League could be won by the team with the most Sol
WITH Arsenal emerging large in the rearview mirrors of Chelsea and Manchester United as the English Premiership title race becomes a race between three teams, the most eyecatching transfer in the January window has been the return of Sol Campbell to north London.
Now 36 and having lost the proverbial yard of pace, canny Gunners manager Arsene Wenger has decided that the veteran defender is the man who can make the difference between winning the league and losing it.

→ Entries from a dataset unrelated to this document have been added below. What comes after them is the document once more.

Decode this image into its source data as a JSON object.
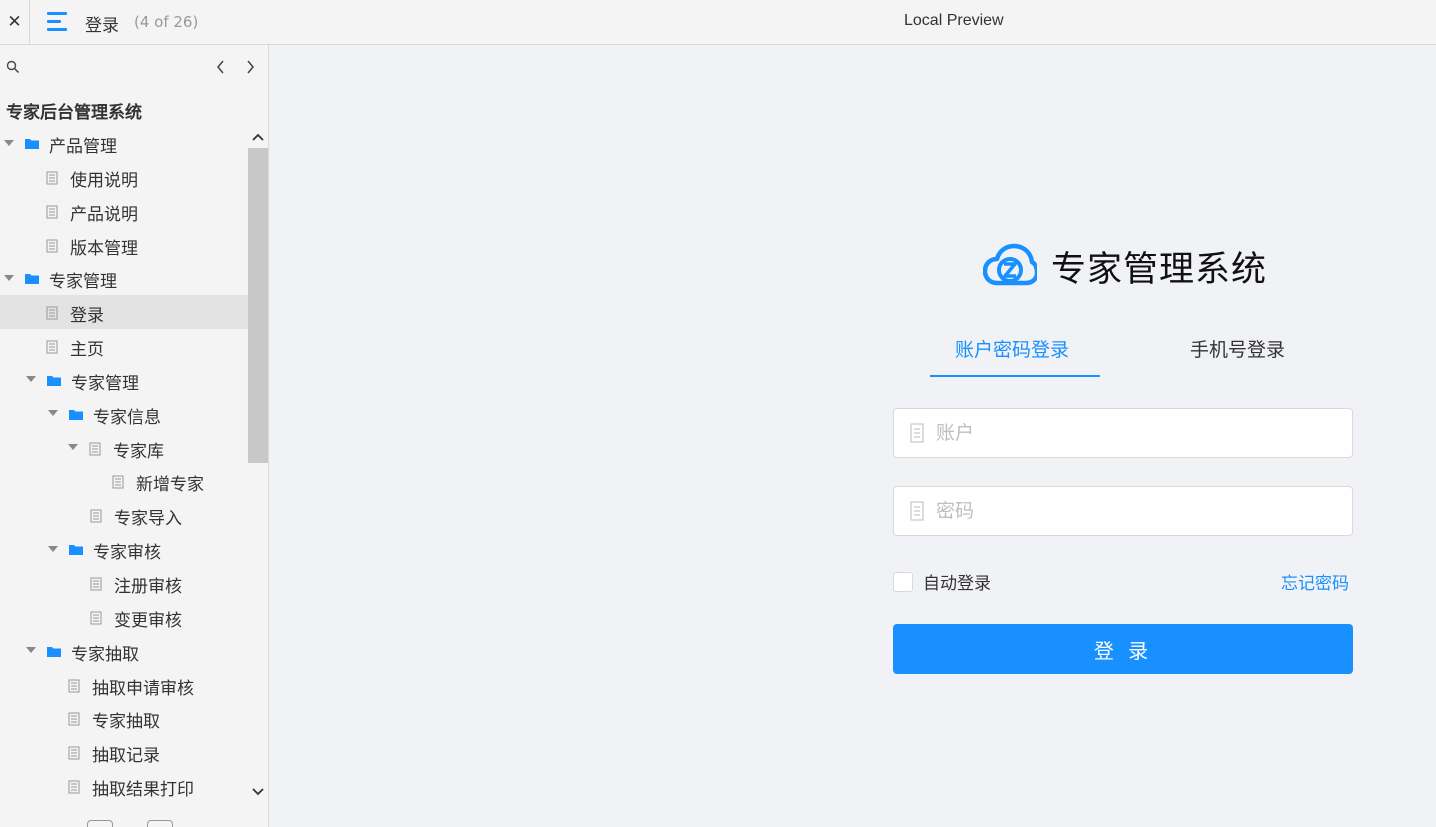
{
  "topbar": {
    "close_label": "✕",
    "current_page": "登录",
    "page_counter": "(4 of 26)",
    "preview_title": "Local Preview",
    "accent_color": "#1890ff"
  },
  "sidebar": {
    "project_title": "专家后台管理系统",
    "tree": [
      {
        "label": "产品管理",
        "type": "folder",
        "level": 0,
        "expanded": true
      },
      {
        "label": "使用说明",
        "type": "page",
        "level": 1
      },
      {
        "label": "产品说明",
        "type": "page",
        "level": 1
      },
      {
        "label": "版本管理",
        "type": "page",
        "level": 1
      },
      {
        "label": "专家管理",
        "type": "folder",
        "level": 0,
        "expanded": true
      },
      {
        "label": "登录",
        "type": "page",
        "level": 1,
        "selected": true
      },
      {
        "label": "主页",
        "type": "page",
        "level": 1
      },
      {
        "label": "专家管理",
        "type": "folder",
        "level": 1,
        "expanded": true
      },
      {
        "label": "专家信息",
        "type": "folder",
        "level": 2,
        "expanded": true
      },
      {
        "label": "专家库",
        "type": "page",
        "level": 3,
        "expanded": true
      },
      {
        "label": "新增专家",
        "type": "page",
        "level": 4
      },
      {
        "label": "专家导入",
        "type": "page",
        "level": 3
      },
      {
        "label": "专家审核",
        "type": "folder",
        "level": 2,
        "expanded": true
      },
      {
        "label": "注册审核",
        "type": "page",
        "level": 3
      },
      {
        "label": "变更审核",
        "type": "page",
        "level": 3
      },
      {
        "label": "专家抽取",
        "type": "folder",
        "level": 1,
        "expanded": true
      },
      {
        "label": "抽取申请审核",
        "type": "page",
        "level": 2
      },
      {
        "label": "专家抽取",
        "type": "page",
        "level": 2
      },
      {
        "label": "抽取记录",
        "type": "page",
        "level": 2
      },
      {
        "label": "抽取结果打印",
        "type": "page",
        "level": 2
      }
    ]
  },
  "main": {
    "brand_name": "专家管理系统",
    "tabs": [
      {
        "label": "账户密码登录",
        "active": true
      },
      {
        "label": "手机号登录",
        "active": false
      }
    ],
    "account_placeholder": "账户",
    "password_placeholder": "密码",
    "remember_label": "自动登录",
    "forgot_label": "忘记密码",
    "submit_label": "登 录",
    "primary_color": "#1890ff"
  }
}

Only a couple of seasons ago, his arch-enemy Sir Alex Ferguson – and that’s the correct term because in their many skirmishes Fergie once slammed Wenger as being “the only manager who doesn’t share the traditional postmatch glass of wine” – also produced a masterstroke when he recalled the ageing Hendrik Larsson from Sweden and the striker helped deliver the goals that fired United over the line.

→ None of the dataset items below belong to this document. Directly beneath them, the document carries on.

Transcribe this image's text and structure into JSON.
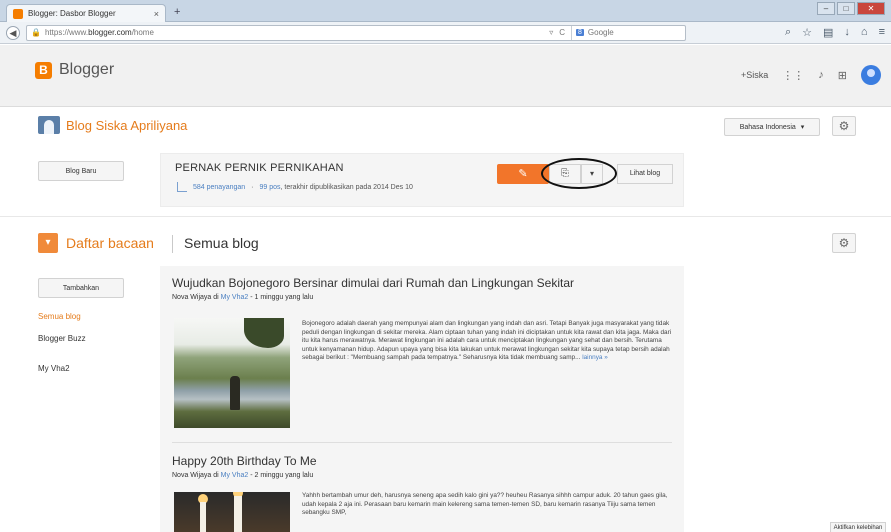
{
  "browser": {
    "tab_title": "Blogger: Dasbor Blogger",
    "tab_close": "×",
    "new_tab": "+",
    "url_protocol": "https://www.",
    "url_domain": "blogger.com",
    "url_path": "/home",
    "search_placeholder": "Google"
  },
  "header": {
    "logo_letter": "B",
    "brand": "Blogger",
    "user": "+Siska"
  },
  "blog": {
    "title": "Blog Siska Apriliyana",
    "language": "Bahasa Indonesia",
    "new_blog_label": "Blog Baru",
    "name": "PERNAK PERNIK PERNIKAHAN",
    "views": "584 penayangan",
    "posts": "99 pos",
    "published_text": ", terakhir dipublikasikan pada 2014 Des 10",
    "view_blog_label": "Lihat blog"
  },
  "reading_list": {
    "title": "Daftar bacaan",
    "filter": "Semua blog",
    "add_label": "Tambahkan",
    "nav": [
      {
        "label": "Semua blog",
        "active": true
      },
      {
        "label": "Blogger Buzz",
        "active": false
      },
      {
        "label": "My Vha2",
        "active": false
      }
    ]
  },
  "posts": [
    {
      "title": "Wujudkan Bojonegoro Bersinar dimulai dari Rumah dan Lingkungan Sekitar",
      "author": "Nova Wijaya",
      "di": " di ",
      "blog": "My Vha2",
      "ago": " - 1 minggu yang lalu",
      "excerpt": "Bojonegoro adalah daerah yang mempunyai alam dan lingkungan yang indah dan asri. Tetapi Banyak juga masyarakat yang tidak peduli dengan lingkungan di sekitar mereka. Alam ciptaan tuhan yang indah ini diciptakan untuk kita rawat dan kita jaga. Maka dari itu kita harus merawatnya. Merawat lingkungan ini adalah cara untuk menciptakan lingkungan yang sehat dan bersih. Terutama untuk kenyamanan hidup. Adapun upaya yang bisa kita lakukan untuk merawat lingkungan sekitar kita supaya tetap bersih adalah sebagai berikut : \"Membuang sampah pada tempatnya.\" Seharusnya kita tidak membuang samp... ",
      "more": "lainnya »"
    },
    {
      "title": "Happy 20th Birthday To Me",
      "author": "Nova Wijaya",
      "di": " di ",
      "blog": "My Vha2",
      "ago": " - 2 minggu yang lalu",
      "excerpt": "Yahhh bertambah umur deh, harusnya seneng apa sedih kalo gini ya?? heuheu Rasanya sihhh campur aduk. 20 tahun gaes gila, udah kepala 2 aja ini. Perasaan baru kemarin main kelereng sama temen-temen SD, baru kemarin rasanya Tiiju sama temen sebangku SMP,",
      "more": ""
    }
  ],
  "footer": {
    "hide_label": "Aktifkan kelebihan"
  },
  "icons": {
    "back": "back-arrow-icon",
    "lock": "lock-icon",
    "edit": "pencil-icon",
    "copy": "copy-icon",
    "gear": "gear-icon",
    "apps": "apps-grid-icon",
    "bell": "bell-icon",
    "share": "share-icon"
  },
  "colors": {
    "accent": "#f57d00",
    "link": "#4a7fc1"
  }
}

Both Ferguson and Wenger know that the January window isn’t one where you’re going to stun the world of football by landing a really top name at a big fee.
The simple reason is because by the time January comes, most of the top players have already been cup-tied in competitions from the Champions League to the FA Cup, even to the Carling Cup. However, in terms of shoring up a side, there are plenty of bargains out there. And Ferguson and Wenger are two of the masters at sniffing out a bargain.
Interestingly, in signing Larsson in 2007 for a couple of months on loan from Helsingborg, Ferguson decided that a frontman would suit his side best in their charge to the title. Wenger obviously reckons his squad is well equipped to find the net – with 53 league goals they’re by far the division’s most prolific team – and that it’s in defence where the difference between winning and losing the title will be.
Campbell himself is an interesting person. There is no doubting his talent and even in an under-performing England side at the 2002 and 2006 World Cups he, in both instances, was named in the official Fifa XI at the end of the tournament.
He is not the traditional “English” defender though. He won’t cut an attacker off at the knees to prevent him going past and he will try to pass the ball out of defence rather than apply one big size 13 boot to it and welly it over the halfway line.
And, he is fiercely private – which, in the celebrity and WAG culture of the modern footballer, goes against the flow.
Of course, he has never been forgiven by Tottenham fans for making the short trip across north London to join Arsenal all those years ago, though as a football at the peak of his powers he was looking to maximise his chance of silverware. And, it was the right move.
Then, there have been the constant spewings of pure hatred from the barbaric section of crowd that attends football matches. Despite being married, suggestions over the years have suggested that it is “for show”. Just what that has to do with his ability to play the sport, or conduct himself as a model professional and upstanding human being has to do with things is unfathomable, but in England the chants have followed him around.
Last May, two Spurs supporters were found guilty following video footage of a game at Fratton Park, when Campbell was playing for Portsmouth. The judge found that the supporters – one aged 42 and one 13-years-old – had shouted, “Come on gay boy, that’s my gay boy”.
From the same match, video footage showed other chants shouted by up to 2,500 fans, including: “Sol, Sol, wherever you may be, Not long now until lunacy, We won’t give a f*** if you are hanging from a tree,”; “Sol’s a wanker”; and other abuse.
By the time April 10 comes, and the trip to White Hart Lane, Campbell and his Arsenal team-mates might be in the perfect position to ram any chants down the throats of the scum that issue them.